Коник-остров. Тысяча дней после развода (СИ). Страница 7
А вот эта моя яичница в одно рыло и вовсе была мерзкой. Вернувшись из экскурсии по подсобным помещениям, мадам глянула так, что ветчина застряла в глотке. И кашлять при ней было бы отстойно. Пыхтел и дулся, пока она не ушла в кубло, как Витюха называл маленькую комнату размером не больше собачьей будки.
Я думал, она выйдет и что-нибудь себе приготовит, но время шло, за дверью в кубло было тихо.
Прекрасно, тебе приспичит, когда я лягу. Или поесть, или в туалет, или в баню.

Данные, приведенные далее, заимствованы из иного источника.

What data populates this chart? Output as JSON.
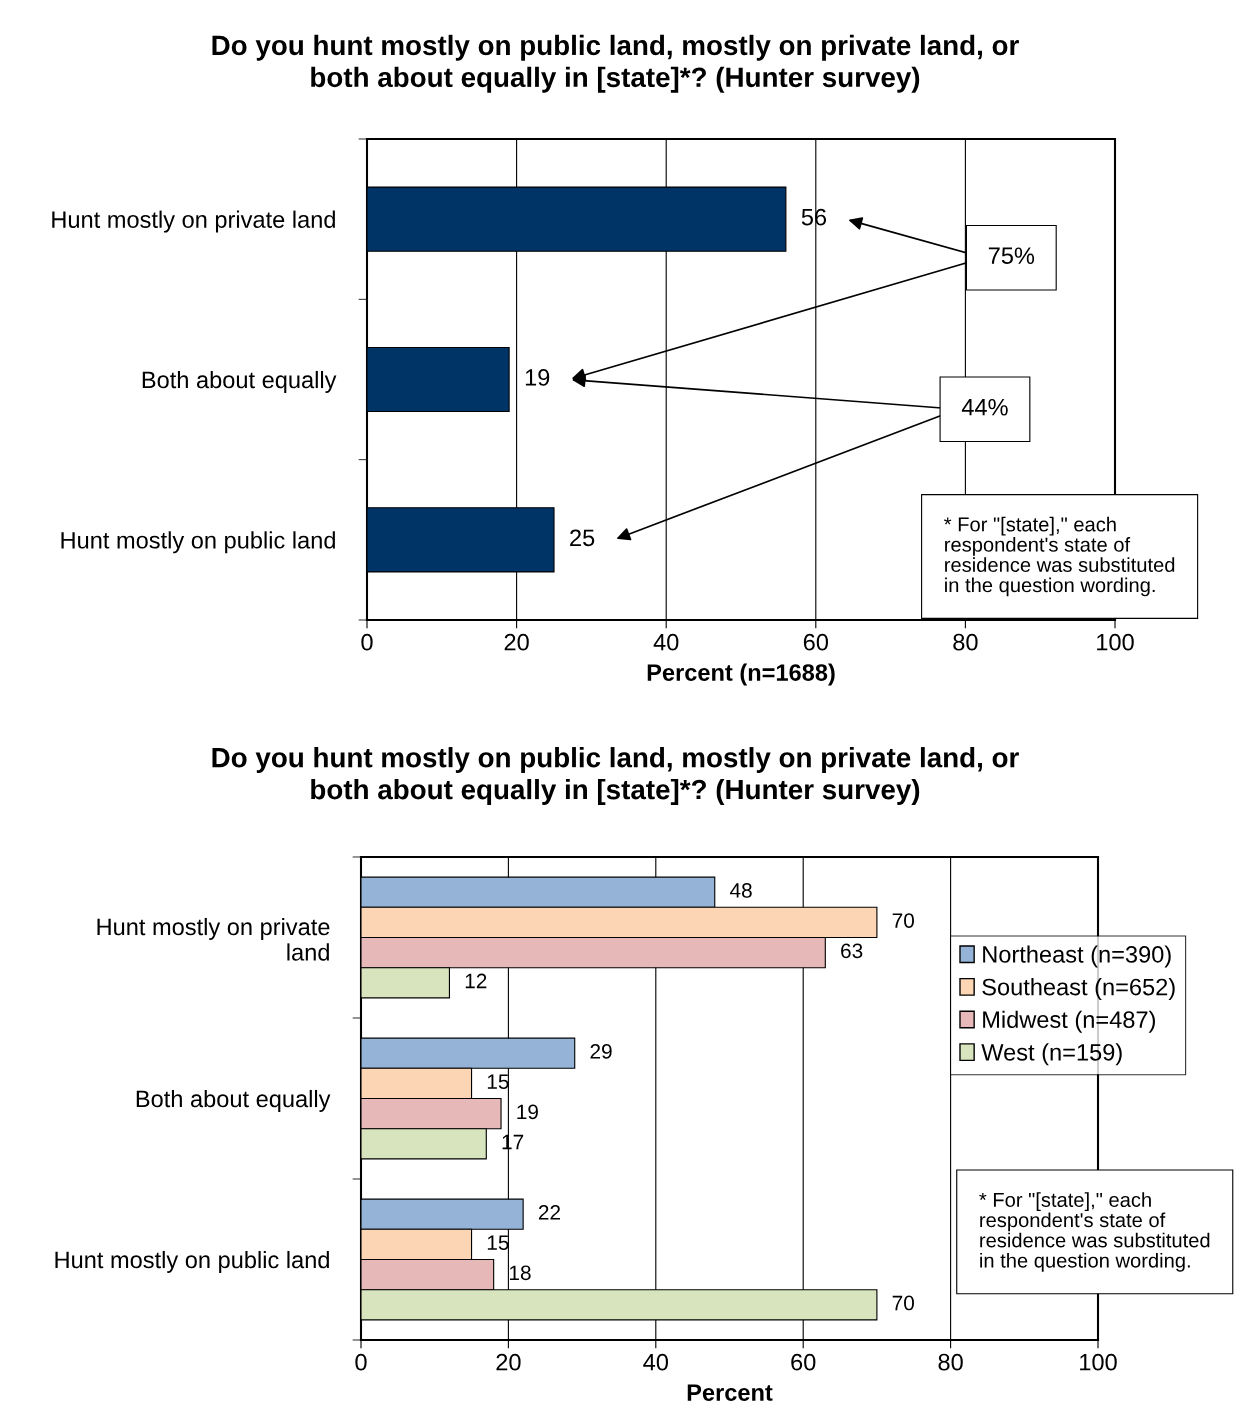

С Витюхой мы друг другу не мешали, он умел быть тихим и незаметным, как мышка. Но от Александры я ничего хорошего не ждал. А может, все-таки свалит? Я правда готов был оплатить ей все издержки, лишь бы уехала и оставила меня в покое.
Хотя… покоя мне теперь точно не будет. Даже если уедет. Собирали муравьи разрушенный муравейник, по палочке, по хвоинке, а потом пришел медведь и снова все развалил.

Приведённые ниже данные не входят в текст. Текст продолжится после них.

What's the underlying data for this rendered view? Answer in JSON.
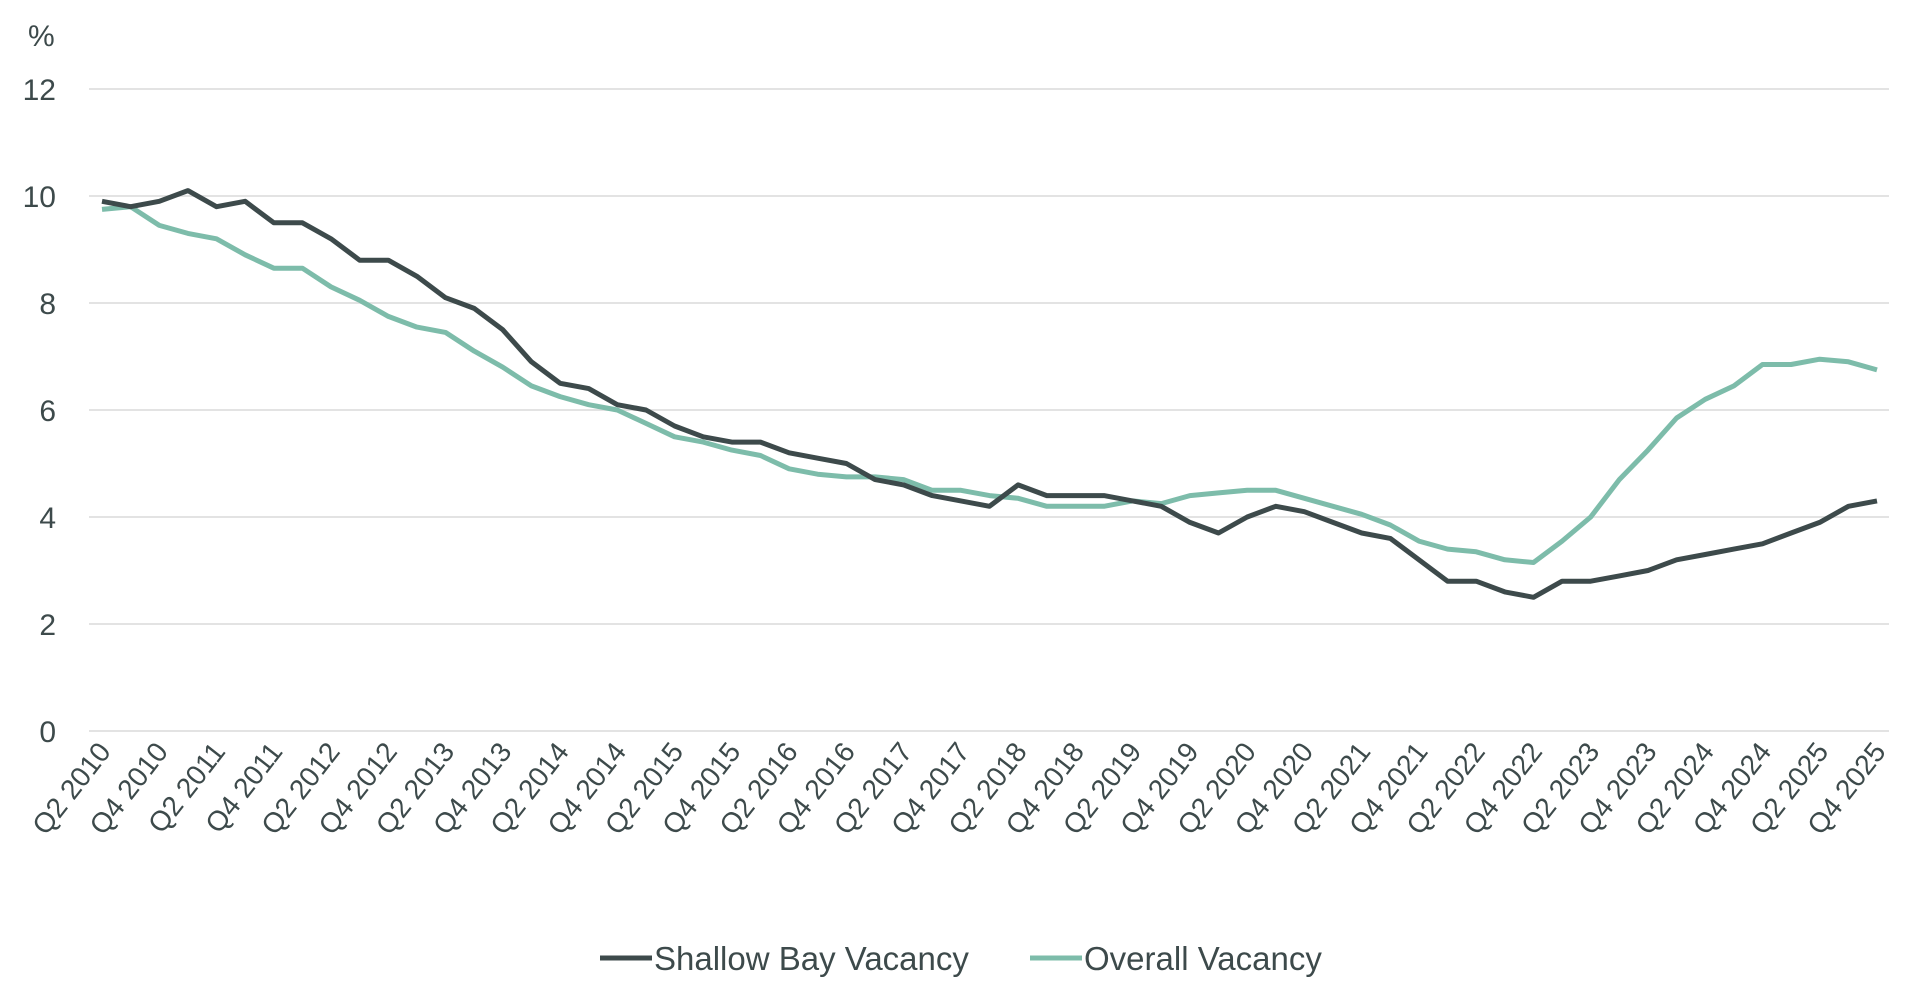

До половины первого я не ложился, сидел за компом и сводил в стат-таблицы данные за прошлый месяц. Работа нудная, кропотливая, но необходимая, чтобы оценить характеристики воды в динамике. Чуть отвлечешься — и уже не та цифра в графе. Конечно, от ошибки никто не погибнет, война не начнется, озеро не высохнет, но я всегда был лютым перфекционистом и перепроверял все дважды или даже трижды.
Закончил, потянулся и пошел купаться. При огромных размерах Волозеро было довольно мелким, средняя глубина — меньше трех метров, поэтому в жару хорошо прогревалось. В последнюю неделю задул северик, но вода все равно осталась теплой. Я уже привык летом окунаться на ночь, только когда совсем уж холодало, топил баню. Один вечер огибал мыс слева, другой — справа.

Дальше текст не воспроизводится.